Devin Morgan

Personal information
- Full name: Devin Bye Morgan
- Date of birth: December 25, 1993 (age 32)
- Place of birth: Brooklyn, New York, United States
- Height: 1.91 m (6 ft 3 in)
- Position: Defender

College career
- Years: Team / Apps / (Gls)
- 2012–2014: Cornell Big Red / 40 / (4)
- 2015: St. John's Red Storm / 18 / (0)

Senior career*
- Years: Team / Apps / (Gls)
- 2016: Tulsa Roughnecks / 13 / (0)
- 2017: Södertälje FK / 3 / (0)
- 2019: Ungmennafélagið Leiknir / 17 / (0)

= Devin Morgan =

American soccer player

Devin Bye Morgan (born December 25, 1993) is an American soccer player.

==Career==

===College and amateur===
Morgan played four years of college soccer, three at Cornell University from 2012 to 2014, and one further year at St. John's University in 2015.
At the conclusion of his senior year at Cornell, Morgan was named a Second Team All-Ivy Selection after captaining his side to a program record 11 clean sheets and allowing only 11 goals over 17 games.

===Professional===
Morgan signed his first professional contract with United Soccer League side Tulsa Roughnecks on July 15, 2016.

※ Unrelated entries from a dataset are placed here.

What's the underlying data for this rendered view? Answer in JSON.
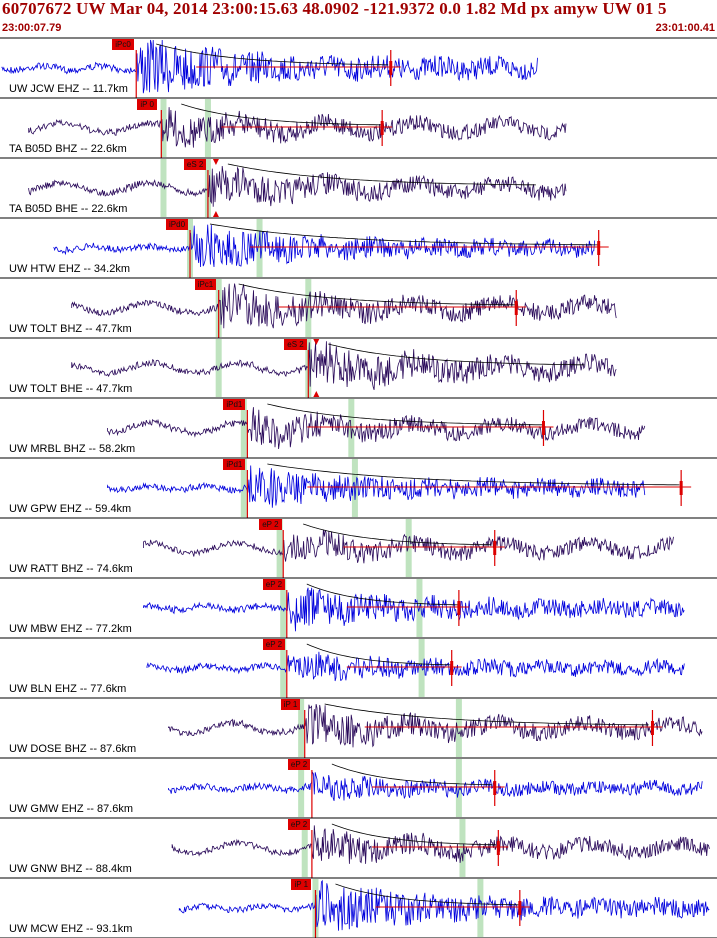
{
  "header": {
    "title": "60707672 UW Mar 04, 2014 23:00:15.63   48.0902 -121.9372  0.0 1.82 Md px amyw UW 01   5",
    "time_start": "23:00:07.79",
    "time_end": "23:01:00.41"
  },
  "colors": {
    "title": "#a00000",
    "pick": "#dd0000",
    "trace_blue": "#0000dd",
    "trace_purple": "#2a0a5a",
    "theoretical": "#bfe3bf"
  },
  "traces": [
    {
      "label": "UW JCW EHZ -- 11.7km",
      "pick_label": "iPc0",
      "color": "blue",
      "start": 0.0,
      "pick": 0.19,
      "end": 0.75,
      "theo": [],
      "tick": 0.545,
      "amp": 1.0,
      "arrival": false
    },
    {
      "label": "TA B05D BHZ -- 22.6km",
      "pick_label": "iP 0",
      "color": "purple",
      "start": 0.04,
      "pick": 0.225,
      "end": 0.79,
      "theo": [
        0.228,
        0.29
      ],
      "tick": 0.533,
      "amp": 0.55,
      "arrival": false
    },
    {
      "label": "TA B05D BHE -- 22.6km",
      "pick_label": "eS 2",
      "color": "purple",
      "start": 0.04,
      "pick": 0.29,
      "end": 0.79,
      "theo": [
        0.228,
        0.29
      ],
      "tick": null,
      "amp": 0.6,
      "arrival": true
    },
    {
      "label": "UW HTW EHZ -- 34.2km",
      "pick_label": "iPd0",
      "color": "blue",
      "start": 0.075,
      "pick": 0.265,
      "end": 0.83,
      "theo": [
        0.265,
        0.362
      ],
      "tick": 0.835,
      "amp": 0.7,
      "arrival": false
    },
    {
      "label": "UW TOLT BHZ -- 47.7km",
      "pick_label": "iPc1",
      "color": "purple",
      "start": 0.1,
      "pick": 0.305,
      "end": 0.86,
      "theo": [
        0.305,
        0.43
      ],
      "tick": 0.72,
      "amp": 0.7,
      "arrival": false
    },
    {
      "label": "UW TOLT BHE -- 47.7km",
      "pick_label": "eS 2",
      "color": "purple",
      "start": 0.1,
      "pick": 0.43,
      "end": 0.86,
      "theo": [
        0.305,
        0.43
      ],
      "tick": null,
      "amp": 0.75,
      "arrival": true
    },
    {
      "label": "UW MRBL BHZ -- 58.2km",
      "pick_label": "iPd1",
      "color": "purple",
      "start": 0.15,
      "pick": 0.345,
      "end": 0.9,
      "theo": [
        0.34,
        0.49
      ],
      "tick": 0.758,
      "amp": 0.55,
      "arrival": false
    },
    {
      "label": "UW GPW EHZ -- 59.4km",
      "pick_label": "iPd1",
      "color": "blue",
      "start": 0.15,
      "pick": 0.345,
      "end": 0.9,
      "theo": [
        0.34,
        0.495
      ],
      "tick": 0.95,
      "amp": 0.7,
      "arrival": false
    },
    {
      "label": "UW RATT BHZ -- 74.6km",
      "pick_label": "eP 2",
      "color": "purple",
      "start": 0.2,
      "pick": 0.395,
      "end": 0.94,
      "theo": [
        0.39,
        0.57
      ],
      "tick": 0.69,
      "amp": 0.45,
      "arrival": false
    },
    {
      "label": "UW MBW EHZ -- 77.2km",
      "pick_label": "eP 2",
      "color": "blue",
      "start": 0.2,
      "pick": 0.4,
      "end": 0.955,
      "theo": [
        0.395,
        0.585
      ],
      "tick": 0.64,
      "amp": 0.65,
      "arrival": false
    },
    {
      "label": "UW BLN EHZ -- 77.6km",
      "pick_label": "eP 2",
      "color": "blue",
      "start": 0.205,
      "pick": 0.4,
      "end": 0.955,
      "theo": [
        0.395,
        0.588
      ],
      "tick": 0.63,
      "amp": 0.45,
      "arrival": false
    },
    {
      "label": "UW DOSE BHZ -- 87.6km",
      "pick_label": "iP 1",
      "color": "purple",
      "start": 0.235,
      "pick": 0.425,
      "end": 0.98,
      "theo": [
        0.42,
        0.64
      ],
      "tick": 0.91,
      "amp": 0.6,
      "arrival": false
    },
    {
      "label": "UW GMW EHZ -- 87.6km",
      "pick_label": "eP 2",
      "color": "blue",
      "start": 0.235,
      "pick": 0.435,
      "end": 0.98,
      "theo": [
        0.42,
        0.64
      ],
      "tick": 0.69,
      "amp": 0.35,
      "arrival": false
    },
    {
      "label": "UW GNW BHZ -- 88.4km",
      "pick_label": "eP 2",
      "color": "purple",
      "start": 0.24,
      "pick": 0.435,
      "end": 0.99,
      "theo": [
        0.425,
        0.645
      ],
      "tick": 0.695,
      "amp": 0.55,
      "arrival": false
    },
    {
      "label": "UW MCW EHZ -- 93.1km",
      "pick_label": "iP 1",
      "color": "blue",
      "start": 0.25,
      "pick": 0.44,
      "end": 0.99,
      "theo": [
        0.44,
        0.67
      ],
      "tick": 0.725,
      "amp": 0.8,
      "arrival": false
    }
  ]
}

 He made his debut the following day in a 2–0 victory over Saint Louis FC.

Morgan signed on with Swedish team Södertälje FK for the 2017 season. Multiple injuries prevented Morgan from making more than 3 appearances over the course of the season.

Morgan signed on with Icelandic team Leiknir F. for the 2019 season. Morgan helped the team to a league championship and promotion to Inkasso. Leiknir F. conceded the fewest goals in the league, surrendering 22 goals in 22 games. Morgan was voted to the "team of the season" (left central defender) at the conclusion of the season.